On August 8, 1969, Sebring was slaughtered in Polanski’s home, along with Tate and two others, by friends of Charles Manson. Jay was thirty-five.

“[Sebring] was short, about five feet six, and was lying on his right side, his hands bunched up near his head as if still warding off blows. His clothing--blue shirt, white pants with black vertical stripes, wide modish belt, black boots--was blood-drenched.”

- Helter Skelter, Vincent Bugliosi

Gatsby was shot in his pool, a willing victim of mistaken identity. Ostensibly, he took a bullet for the woman he loved—but wise guys know that the Gatz saw his jig was up, and with exploding hubris, made the best of it.
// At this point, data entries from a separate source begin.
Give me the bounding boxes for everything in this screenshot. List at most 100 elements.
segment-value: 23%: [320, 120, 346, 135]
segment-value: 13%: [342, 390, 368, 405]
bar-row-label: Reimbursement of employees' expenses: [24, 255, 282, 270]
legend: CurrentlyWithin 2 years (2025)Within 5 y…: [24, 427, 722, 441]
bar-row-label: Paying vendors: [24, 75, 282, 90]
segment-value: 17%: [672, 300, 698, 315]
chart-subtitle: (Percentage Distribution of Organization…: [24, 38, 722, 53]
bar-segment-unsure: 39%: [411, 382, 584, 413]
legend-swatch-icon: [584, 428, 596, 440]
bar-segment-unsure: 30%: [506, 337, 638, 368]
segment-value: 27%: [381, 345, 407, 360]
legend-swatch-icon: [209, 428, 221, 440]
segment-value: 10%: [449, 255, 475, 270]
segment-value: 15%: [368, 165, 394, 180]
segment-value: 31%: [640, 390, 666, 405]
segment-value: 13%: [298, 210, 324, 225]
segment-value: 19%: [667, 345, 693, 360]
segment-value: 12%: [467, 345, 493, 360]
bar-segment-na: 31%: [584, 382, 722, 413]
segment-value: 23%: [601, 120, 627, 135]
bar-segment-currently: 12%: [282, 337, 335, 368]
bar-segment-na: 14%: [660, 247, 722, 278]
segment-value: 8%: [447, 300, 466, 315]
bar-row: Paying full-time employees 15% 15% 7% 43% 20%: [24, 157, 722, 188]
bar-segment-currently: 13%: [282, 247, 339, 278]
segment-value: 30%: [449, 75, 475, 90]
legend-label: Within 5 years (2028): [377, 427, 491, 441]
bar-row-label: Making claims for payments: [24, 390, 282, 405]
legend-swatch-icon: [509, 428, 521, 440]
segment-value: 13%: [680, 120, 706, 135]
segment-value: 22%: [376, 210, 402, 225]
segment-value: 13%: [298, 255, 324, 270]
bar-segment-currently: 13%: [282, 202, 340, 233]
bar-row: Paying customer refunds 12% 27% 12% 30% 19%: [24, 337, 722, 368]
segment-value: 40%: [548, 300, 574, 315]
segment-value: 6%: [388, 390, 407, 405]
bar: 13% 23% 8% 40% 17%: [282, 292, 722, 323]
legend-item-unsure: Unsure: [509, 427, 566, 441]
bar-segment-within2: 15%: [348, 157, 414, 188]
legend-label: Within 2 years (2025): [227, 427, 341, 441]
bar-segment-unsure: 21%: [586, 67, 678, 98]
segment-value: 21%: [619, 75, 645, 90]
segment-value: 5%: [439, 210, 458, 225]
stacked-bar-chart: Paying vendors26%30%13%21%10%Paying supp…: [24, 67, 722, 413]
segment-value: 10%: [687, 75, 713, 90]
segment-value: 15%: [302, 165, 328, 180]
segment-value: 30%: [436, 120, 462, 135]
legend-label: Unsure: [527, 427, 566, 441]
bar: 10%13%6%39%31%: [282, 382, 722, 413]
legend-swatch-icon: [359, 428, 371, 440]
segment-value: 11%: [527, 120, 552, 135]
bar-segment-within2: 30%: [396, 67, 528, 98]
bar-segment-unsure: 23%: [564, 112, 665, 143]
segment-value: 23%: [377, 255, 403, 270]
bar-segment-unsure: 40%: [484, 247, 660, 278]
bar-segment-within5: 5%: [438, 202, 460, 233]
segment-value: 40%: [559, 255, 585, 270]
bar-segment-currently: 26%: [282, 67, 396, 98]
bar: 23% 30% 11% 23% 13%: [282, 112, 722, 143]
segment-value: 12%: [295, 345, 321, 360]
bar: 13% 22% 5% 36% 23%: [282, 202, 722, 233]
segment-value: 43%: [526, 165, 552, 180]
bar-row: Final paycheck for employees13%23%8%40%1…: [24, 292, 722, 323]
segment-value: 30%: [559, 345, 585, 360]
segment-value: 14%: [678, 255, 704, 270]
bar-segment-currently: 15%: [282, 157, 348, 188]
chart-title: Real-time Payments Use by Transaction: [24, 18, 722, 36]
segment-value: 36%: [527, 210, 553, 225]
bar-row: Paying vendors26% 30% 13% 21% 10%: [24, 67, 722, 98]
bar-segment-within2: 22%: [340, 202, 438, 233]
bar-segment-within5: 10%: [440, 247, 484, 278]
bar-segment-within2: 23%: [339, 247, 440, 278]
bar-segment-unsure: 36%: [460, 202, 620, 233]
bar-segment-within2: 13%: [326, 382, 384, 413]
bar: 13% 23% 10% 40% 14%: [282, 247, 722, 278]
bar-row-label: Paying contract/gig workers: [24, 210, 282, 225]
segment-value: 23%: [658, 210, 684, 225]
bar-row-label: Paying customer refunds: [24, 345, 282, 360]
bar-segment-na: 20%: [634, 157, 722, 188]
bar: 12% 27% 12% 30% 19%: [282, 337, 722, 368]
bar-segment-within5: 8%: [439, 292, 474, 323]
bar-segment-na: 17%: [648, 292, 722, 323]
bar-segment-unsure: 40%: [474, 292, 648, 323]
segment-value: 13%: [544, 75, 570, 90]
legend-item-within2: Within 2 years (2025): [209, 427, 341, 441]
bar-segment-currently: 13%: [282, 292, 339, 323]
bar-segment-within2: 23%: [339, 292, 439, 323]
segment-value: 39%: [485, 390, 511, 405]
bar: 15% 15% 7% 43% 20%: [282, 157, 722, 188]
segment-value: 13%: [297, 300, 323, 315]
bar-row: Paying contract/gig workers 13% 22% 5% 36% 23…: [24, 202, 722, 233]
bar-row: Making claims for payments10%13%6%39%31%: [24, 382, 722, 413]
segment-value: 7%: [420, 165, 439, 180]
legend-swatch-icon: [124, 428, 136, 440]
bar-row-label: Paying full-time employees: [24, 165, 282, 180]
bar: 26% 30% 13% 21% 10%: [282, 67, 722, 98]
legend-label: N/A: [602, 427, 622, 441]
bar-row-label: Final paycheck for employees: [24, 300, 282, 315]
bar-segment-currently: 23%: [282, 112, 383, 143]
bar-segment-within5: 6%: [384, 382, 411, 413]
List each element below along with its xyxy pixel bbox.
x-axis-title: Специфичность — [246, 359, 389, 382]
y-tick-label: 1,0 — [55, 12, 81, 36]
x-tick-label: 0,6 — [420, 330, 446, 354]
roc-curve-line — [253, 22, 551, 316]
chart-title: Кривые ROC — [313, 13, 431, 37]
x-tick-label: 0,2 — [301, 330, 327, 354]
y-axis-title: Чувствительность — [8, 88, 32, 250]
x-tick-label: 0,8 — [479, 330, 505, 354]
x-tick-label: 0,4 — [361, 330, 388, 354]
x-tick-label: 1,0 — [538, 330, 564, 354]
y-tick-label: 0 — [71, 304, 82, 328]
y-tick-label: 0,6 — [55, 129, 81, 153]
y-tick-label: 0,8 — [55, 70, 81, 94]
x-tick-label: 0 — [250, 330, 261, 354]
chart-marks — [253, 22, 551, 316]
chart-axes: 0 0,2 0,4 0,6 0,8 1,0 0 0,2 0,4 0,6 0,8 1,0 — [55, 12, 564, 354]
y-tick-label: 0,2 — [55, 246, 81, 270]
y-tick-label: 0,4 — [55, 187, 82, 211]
So take from the Tale of the Two Jays what you will. Much has been written about the American Dream/Nightmare—a troubled vision that alternately has to do with freedom, wealth, sex, death, or combinations thereof. Certainly Sebring’s story shows us the fragility of success—the terrible randomness of wealth and life. Gatsby’s demise (like today’s sub-prime maestros) warns us that what we term ‘the moneyed class’ is in a constant death struggle with Darwin: you can’t always buy your way out of extinction.

Conclusion? The 1920s was a lot like the 1960s, but without acid, guitars, and possibly Peter Fonda.